Each alert routes to on-call or operations.

Alert quality. Critical:

  • Actionable — recipient knows what to do.
  • Not too noisy — don't fatigue responders.
  • Severity-appropriate — critical via page; informational via email.
  • Correlated — one alert per incident, not 100.

Bad alerting is worse than no alerting; people ignore.

Dashboards.

  • Operations dashboard — current state at a glance.
  • Business dashboard — business-relevant metrics.
  • Per-integration drill-down.
  • Incident dashboards — for ongoing investigations.

Dashboards different per audience.

Per-message observability. Trace a specific message:

  • Where did it start?
  • What systems handled it?
  • How long at each step?
  • Did it succeed?

For customer service ("what happened to my order?"), this matters.

SLA / SLO tracking.

  • Service Level Objective — target performance.
  • Service Level Agreement — contractual.
  • Error budget — allowable failures.
  • Burn rate — how fast budget consumed.

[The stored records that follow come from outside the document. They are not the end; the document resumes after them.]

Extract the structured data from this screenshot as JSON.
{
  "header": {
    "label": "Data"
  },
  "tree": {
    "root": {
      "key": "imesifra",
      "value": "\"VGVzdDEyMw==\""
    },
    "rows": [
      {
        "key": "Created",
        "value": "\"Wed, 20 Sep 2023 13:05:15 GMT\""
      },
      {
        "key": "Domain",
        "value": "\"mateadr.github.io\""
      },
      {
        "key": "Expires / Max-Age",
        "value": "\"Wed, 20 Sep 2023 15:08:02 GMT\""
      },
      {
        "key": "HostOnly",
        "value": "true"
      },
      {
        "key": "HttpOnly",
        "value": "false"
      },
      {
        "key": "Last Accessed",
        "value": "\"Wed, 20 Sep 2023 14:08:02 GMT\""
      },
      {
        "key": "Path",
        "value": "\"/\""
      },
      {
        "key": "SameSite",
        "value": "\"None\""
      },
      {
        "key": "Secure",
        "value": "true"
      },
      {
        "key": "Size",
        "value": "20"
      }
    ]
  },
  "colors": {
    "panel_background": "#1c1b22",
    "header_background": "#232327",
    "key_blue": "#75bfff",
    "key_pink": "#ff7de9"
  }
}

Mature operations have SLOs informed by observability.

Logging best practices.

  • Structured — JSON or similar.
  • Levels — Debug / Info / Warning / Error.
  • Sensitive data excluded — no PII, secrets.
  • Context-rich — IDs, timestamps, source.
  • Sampled for high-volume — full logging too expensive.

Common pitfalls.

  • No observability. Issues only known when users complain.
  • Verbose logging. Logs flood; signal lost.
  • No correlation. Can't trace requests across services.
  • Per-system silos. Each system has logs; no unified view.
  • Alerts ignored. Too noisy; alert fatigue.
  • Sensitive data in logs. Compliance violation.
  • Retention too short. Can't investigate older issues.

Cost considerations.

  • Log volume — App Insights / Datadog priced by ingestion.
  • High-cardinality metrics — expensive.
  • Long retention — expensive.

Balance: enough observability to operate; not so much it bankrupts.

Privacy considerations.

  • Logs may contain personal data.
  • GDPR / privacy regulations apply.
  • Retention policies needed.
  • Subject access requests might include logs.

Design with privacy in mind.

Audit logs vs operational logs.

  • Audit — for compliance; long retention.
  • Operational — for diagnostics; shorter retention.

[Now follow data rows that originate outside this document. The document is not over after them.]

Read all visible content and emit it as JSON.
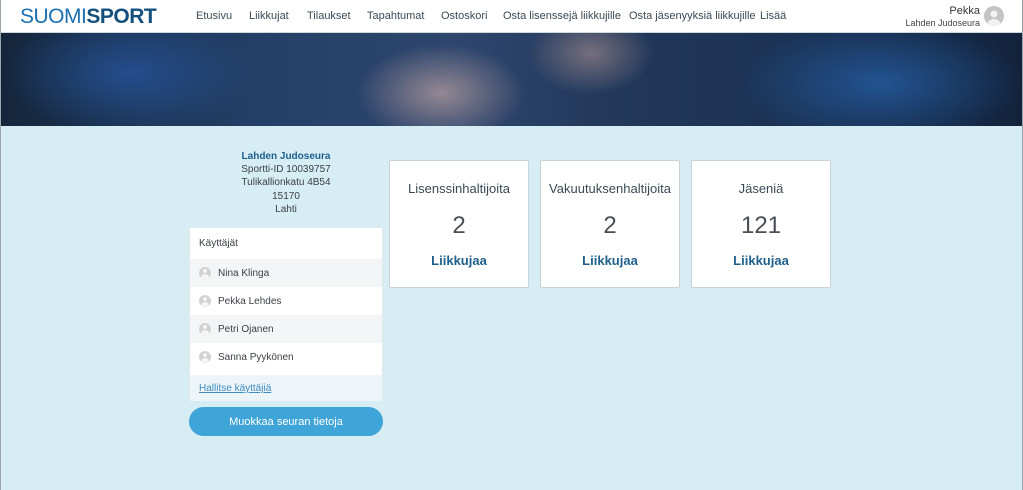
{
  "logo": {
    "part1": "SUOMI",
    "part2": "SPORT"
  },
  "nav": [
    {
      "label": "Etusivu"
    },
    {
      "label": "Liikkujat"
    },
    {
      "label": "Tilaukset"
    },
    {
      "label": "Tapahtumat"
    },
    {
      "label": "Ostoskori"
    },
    {
      "label": "Osta lisenssejä liikkujille"
    },
    {
      "label": "Osta jäsenyyksiä liikkujille"
    },
    {
      "label": "Lisää"
    }
  ],
  "user": {
    "name": "Pekka",
    "org": "Lahden Judoseura"
  },
  "club": {
    "name": "Lahden Judoseura",
    "sportti_id": "Sportti-ID 10039757",
    "street": "Tulikallionkatu 4B54",
    "postal": "15170",
    "city": "Lahti"
  },
  "users_panel": {
    "title": "Käyttäjät",
    "users": [
      {
        "name": "Nina Klinga"
      },
      {
        "name": "Pekka Lehdes"
      },
      {
        "name": "Petri Ojanen"
      },
      {
        "name": "Sanna Pyykönen"
      }
    ],
    "manage_link": "Hallitse käyttäjiä"
  },
  "edit_button": "Muokkaa seuran tietoja",
  "cards": [
    {
      "title": "Lisenssinhaltijoita",
      "value": "2",
      "link": "Liikkujaa"
    },
    {
      "title": "Vakuutuksenhaltijoita",
      "value": "2",
      "link": "Liikkujaa"
    },
    {
      "title": "Jäseniä",
      "value": "121",
      "link": "Liikkujaa"
    }
  ],
  "colors": {
    "accent": "#3fa4d7",
    "brand_dark": "#14507d",
    "background": "#d5edf3"
  }
}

Different needs; separate streams typically.

Observability culture.

  • Engineers add observability as they write code.
  • Reviews include observability check.
  • Incidents analyse observability gaps.
  • Continuous improvement.

The culture determines whether observability is investment or afterthought.

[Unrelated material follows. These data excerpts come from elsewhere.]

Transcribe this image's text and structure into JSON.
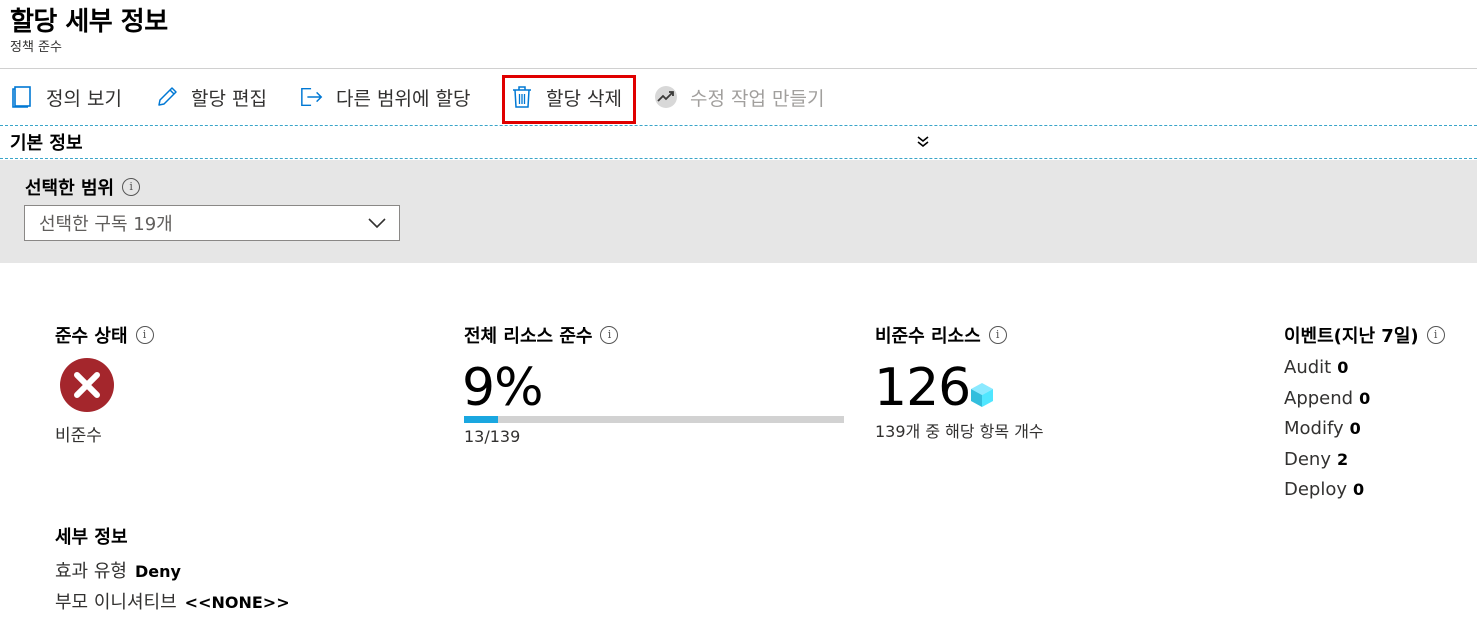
{
  "header": {
    "title": "할당 세부 정보",
    "subtitle": "정책 준수"
  },
  "toolbar": {
    "view_definition": "정의 보기",
    "edit_assignment": "할당 편집",
    "assign_to_another_scope": "다른 범위에 할당",
    "delete_assignment": "할당 삭제",
    "create_remediation_task": "수정 작업 만들기"
  },
  "essentials": {
    "label": "기본 정보"
  },
  "scope": {
    "label": "선택한 범위",
    "selected_value": "선택한 구독 19개"
  },
  "compliance_state": {
    "label": "준수 상태",
    "value": "비준수"
  },
  "overall_compliance": {
    "label": "전체 리소스 준수",
    "percent_text": "9%",
    "fraction_text": "13/139",
    "progress_percent": 9
  },
  "noncompliant_resources": {
    "label": "비준수 리소스",
    "count": "126",
    "caption": "139개 중 해당 항목 개수"
  },
  "events": {
    "label": "이벤트(지난 7일)",
    "items": [
      {
        "name": "Audit",
        "count": "0"
      },
      {
        "name": "Append",
        "count": "0"
      },
      {
        "name": "Modify",
        "count": "0"
      },
      {
        "name": "Deny",
        "count": "2"
      },
      {
        "name": "Deploy",
        "count": "0"
      }
    ]
  },
  "details": {
    "label": "세부 정보",
    "effect_type_label": "효과 유형",
    "effect_type_value": "Deny",
    "parent_initiative_label": "부모 이니셔티브",
    "parent_initiative_value": "<<NONE>>"
  },
  "colors": {
    "accent": "#0078d4",
    "highlight_box": "#e00000",
    "fail_red": "#a4262c",
    "progress": "#1aa7e0",
    "cube": "#50e6ff"
  },
  "icons": {
    "view_definition": "book-icon",
    "edit_assignment": "pencil-icon",
    "assign_to_another_scope": "sign-out-arrow-icon",
    "delete_assignment": "trash-icon",
    "create_remediation_task": "trend-icon",
    "collapse": "double-chevron-down-icon",
    "compliance_fail": "error-x-circle-icon",
    "resource": "cube-icon"
  }
}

Strategic positioning. Observability is the foundation of operational excellence. Without it, integration operations is reactive and chaotic; with it, problems are detected and resolved fast.

For architects:

  • Design observability into integrations from start.
  • Standardise on tooling.
  • Build dashboards and alerts.
  • Train operators.
  • Iterate based on incidents.

The investment is meaningful but compounds: every integration benefits from the foundation. The teams that take observability seriously have predictable operations; the teams that don't have surprise incidents. The difference is largely the observability discipline.